In transcribing the Old English above, we’ve replaced the Anglo-Saxon symbol for “and” (it looks like a 7) with an ampersand, and modified some of the punctuation to make the Old English more readable.

Some scholars have translated the Old English “Ecceard smið” as “Ecceard smith,” treating “smith” as a byname, while others have translated it as “Ecceard the smith,” treating “smith” as an appositive that refers to Ecceard by his occupation.

We lean toward considering “smith” a nickname or byname here. As we noted, such names weren’t generally passed on from generation to generation until well into the Middle Ages.

Percy Hide Reaney and Richard Middlewood Wilson, authors of A Dictionary of English Surnames (3rd ed., 1991), note that surnames were constantly changing in the Middle Ages.

“Today, surnames mean an inherited family name; originally it meant simply an additional name,” the authors write.

In The Birth of the West (2014), Paul Collins provides additional details about the freeing of the slaves mentioned above, noting that a great famine in 975 forced some Anglo-Saxons to sell themselves into slavery to keep from dying of hunger.

“Geatfleda, a wealthy woman in Durham, heard that a group of people with children had sold themselves into slavery to survive,” Collins writes. “She then bought them and granted them freedom when the famine had ended.”

In The Old English Manor: A Study in English Economic History (1892), the historian Charles McLean Andrews says that “in cases of great poverty and distress it was not uncommon for freemen to sell themselves into slavery.”
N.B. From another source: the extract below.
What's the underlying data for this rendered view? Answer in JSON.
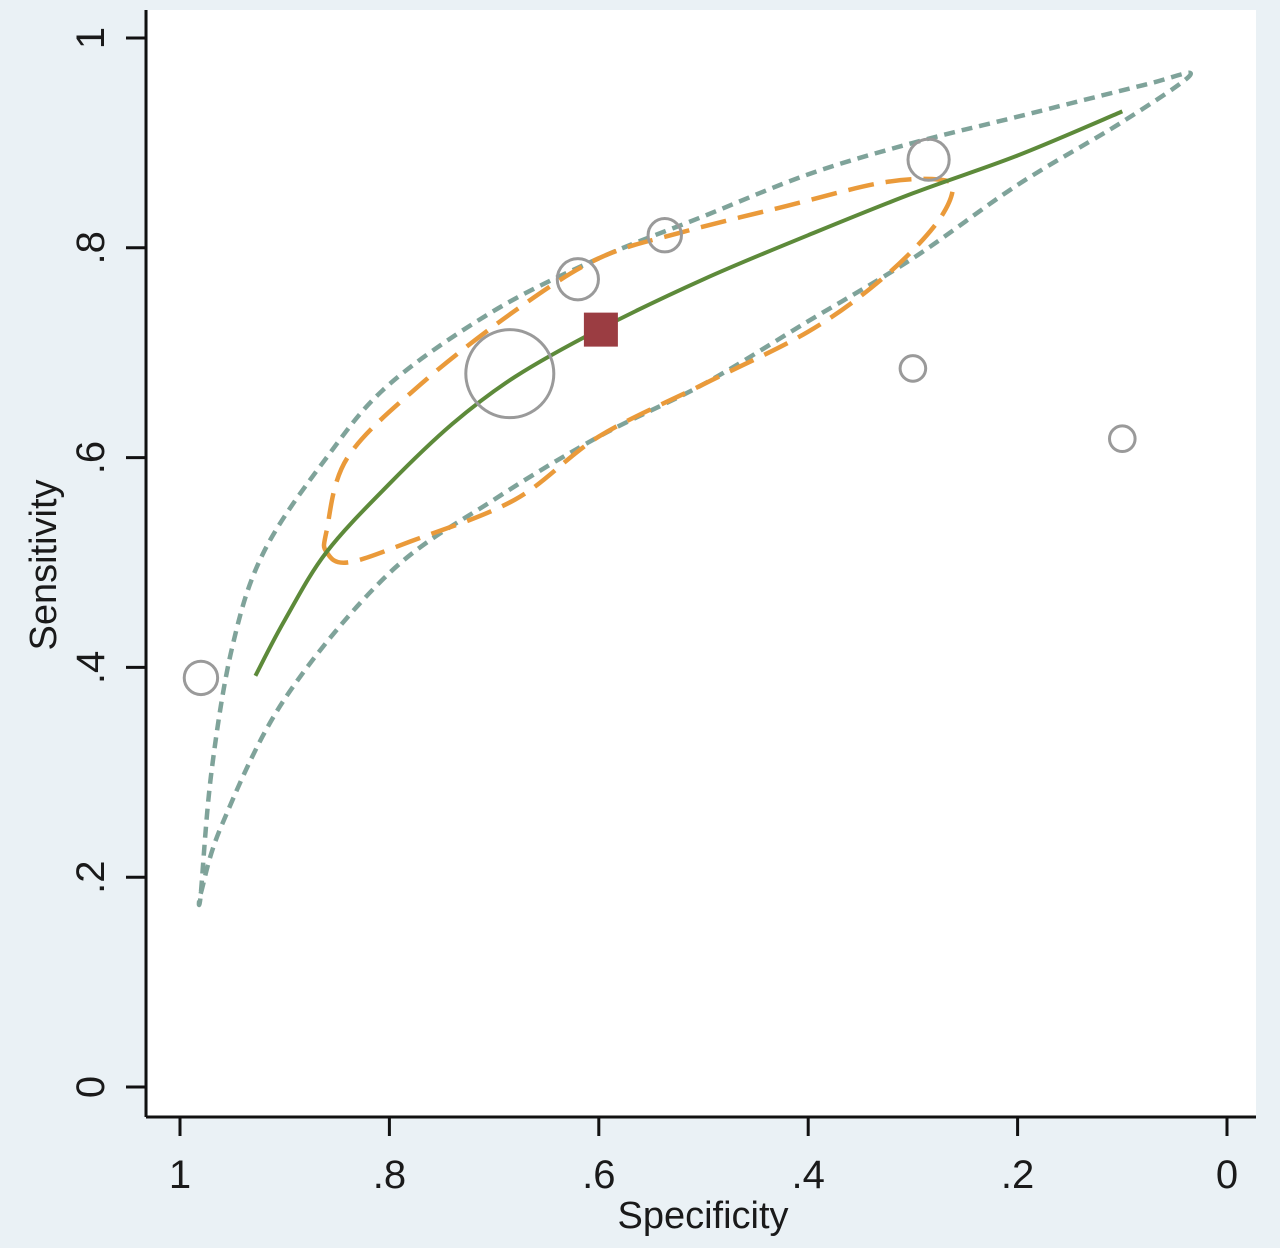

“Frequently it might happen that violence or fraud would force a freeman into slavery, an enforcement, which, while not legally recognized, would become practically a fact, and of legal importance in relation to the posterity of the unfortunate freeman, for of course all children of slaves remained slaves,” Andrews writes.

We could speculate more about the popularity of the name “Smith,” but it would be mere conjecture.

As Richard A. McKinley writes in A History of British Surnames (1990), a lot of medieval genealogy is guesswork:

“It is generally impossible to say why, for instance, a man living about 1300 who was a blacksmith, who had a father called William, and who walked with a limp, came to be called Smith, rather than Williamson or Crookshank.”

You may also be interested in a post we wrote about colors used as surnames, as in “Mr. Gray” and “Ms. White.”

We’ll end with these anonymous lines that we came across in our readings for this post:

“From whence came Smith, all be he Knight or squire
But from the Smith, that forgeth at the fire?”